Moreover, the controller from [16] is characterized by discontinuities in \(u_2\) and higher supremum values of \({u_1}\) (see Table 2). Hence, the controller from [16] provides control inputs which will be saturated due to physical limitations on the robot actuators contrary to our proposed scheme. The switching scheme in [16] significantly impacts the transient states. It is also worth mentioning, that the proposed predefined-time VFO controller generates noticeably smaller absolute value of \(u_1\) and a well predictable time evolution of transient states. Moreover, for the VFO controller, the path taken by the robot is shorter, is characterized by a smaller maximum curvature, and needs less movement direction changes.

6 Conclusions

In the paper, the predefined-time VFO control law has been proposed for the nonholonomic unicycle-like mobile robots, based on the definition of global predefined-time stability proposed in [12], which guarantees less conservative estimation of the upper bounds for the settling time of configuration errors relative to alternative estimation approaches introduced in [9,10,11]. For the predefined-time VFO control law, the well-predictable and non-oscillatory transient behavior (characteristic to the previous versions of VFO controllers) has been preserved. Some practical benefits of the proposed control law relative to the predefined-time chained-form stabilizer proposed in [16] have been highlighted in this paper.

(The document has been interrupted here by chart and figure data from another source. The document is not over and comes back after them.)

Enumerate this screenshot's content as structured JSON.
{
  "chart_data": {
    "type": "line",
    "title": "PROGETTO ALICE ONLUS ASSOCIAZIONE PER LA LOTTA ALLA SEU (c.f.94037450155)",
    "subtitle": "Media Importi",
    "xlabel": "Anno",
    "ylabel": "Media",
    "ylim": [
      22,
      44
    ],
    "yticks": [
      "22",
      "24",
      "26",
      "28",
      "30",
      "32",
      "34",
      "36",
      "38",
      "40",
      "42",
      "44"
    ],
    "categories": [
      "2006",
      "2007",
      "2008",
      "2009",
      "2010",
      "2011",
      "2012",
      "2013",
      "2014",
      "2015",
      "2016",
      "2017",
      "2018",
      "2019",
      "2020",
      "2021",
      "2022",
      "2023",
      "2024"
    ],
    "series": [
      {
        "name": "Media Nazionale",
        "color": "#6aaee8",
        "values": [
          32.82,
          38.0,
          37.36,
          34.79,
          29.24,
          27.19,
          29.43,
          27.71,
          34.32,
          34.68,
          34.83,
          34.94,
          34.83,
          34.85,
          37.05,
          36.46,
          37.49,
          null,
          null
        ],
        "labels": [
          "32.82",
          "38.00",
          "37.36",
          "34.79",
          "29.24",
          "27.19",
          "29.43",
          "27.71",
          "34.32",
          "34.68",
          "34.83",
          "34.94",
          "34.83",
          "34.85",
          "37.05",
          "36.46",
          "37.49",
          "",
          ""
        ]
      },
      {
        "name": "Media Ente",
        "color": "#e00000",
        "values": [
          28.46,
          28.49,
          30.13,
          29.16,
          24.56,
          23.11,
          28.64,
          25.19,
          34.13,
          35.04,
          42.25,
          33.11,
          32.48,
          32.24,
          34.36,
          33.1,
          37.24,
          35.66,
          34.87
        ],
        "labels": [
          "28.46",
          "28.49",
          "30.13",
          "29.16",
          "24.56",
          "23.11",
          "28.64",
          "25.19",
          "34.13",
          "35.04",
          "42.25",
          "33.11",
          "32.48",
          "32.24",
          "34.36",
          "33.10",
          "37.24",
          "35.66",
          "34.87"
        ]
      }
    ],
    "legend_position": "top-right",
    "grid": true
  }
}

It is worth noting that despite the less conservative method of the upper bound estimation for settling times utilized during the VFO control design, the differences between achieved settling times and the predefined upper bounds are still noticeable (some level of conservatism seems to be unavoidable for the global stability results). In order to decrease the conservatism, local versions of fixed- and predefined-time stability concepts seem to be necessary. A combination of time constraints with control input constraints for mobile robots is the next interesting and practically important research problem, which the authors are going to address in their future investigations.